Verifying the accuracy and safety of flow meters has become increasingly important, and NSF has helped the industry with the NSF/ANSI 50 flow meter requirements. State laws require that public pools install a flow meter to ensure that health officials can verify safe water flow, circulation, filtration and turnover during an inspection. Certain states, such as California (Building Code Title 24, Part 2, Vol. 2, effective Sept. 1, 2012), require accurate flow meter products to be tested and certified to an industry standard such as NSF/ANSI 50. The Model Aquatic Health Code section 188.8.131.52.1 requires flow meters be NSF/ANSI 50 certified.
The detailed and rigorous evaluation and testing criteria in NSF/ANSI 50 for flow measurement devices includes:
• Flow accuracy levels 1 to 5, which equate to different relative accuracy levels (L1 is most accurate)
• Flow accuracy determined by performance testing across the full flow rate range
• Flow accuracy testing with specific pipe sizes and schedules
• Flow accuracy tested with elbows and straight pipe lengths, depending on manufacturer claims
• Material safety and chemical/color leachate evaluation (health and safety)
• Corrosion resistance of the products and fasteners
• Pressure loss or head loss testing so users and designs can account for friction or pumping losses
• Hydrostatic pressure testing to investigate strength and suitability of the product (1.5x working pressure)
• Cyclic pressure testing (20,000 cycles of 0-30psi-0)
• Sustained pressure testing to investigate strength and suitability of the product (2.0x working pressure)
• Product life testing, which includes a simulation of 5,000 activation cycles and an accuracy assessment
• Other criteria, depending on functionality and installation/use claim
• Product markings, such as flow direction, scale readability, etc.
• Product instructions, to make sure testing matches installation orientation and manufacturer claims
Users and specifiers now can search for and find flow meters that have been independently tested and certified.

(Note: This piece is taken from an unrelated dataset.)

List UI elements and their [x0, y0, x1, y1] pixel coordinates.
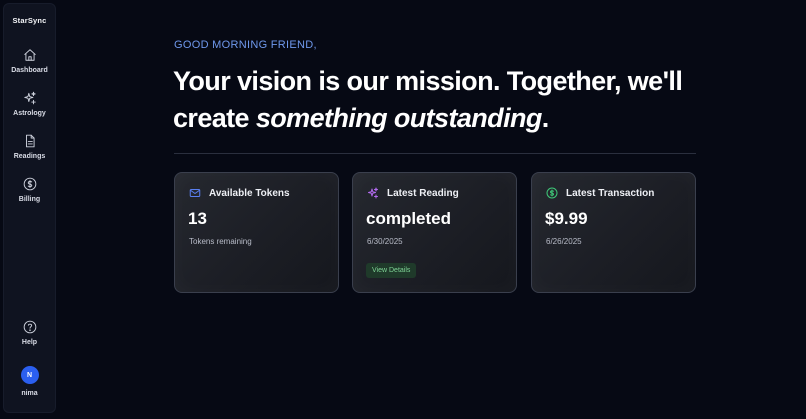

For a flow meter to earn NSF certification to NSF/ANSI 50, it must pass all evaluation and testing requirements, as well as the initial NSF audit of the manufacturing facility to verify that quality assurance and control requirements were met, and that only authorized materials and components are used in manufacturing. To ensure ongoing compliance, NSF conducts annual, unannounced facility audits and periodic retesting.
Certification of a flow meter demonstrates to pool operators and regulators its ability to effectively and accurately measure water flow, which is of the utmost importance to maintaining safe pool and spa environments.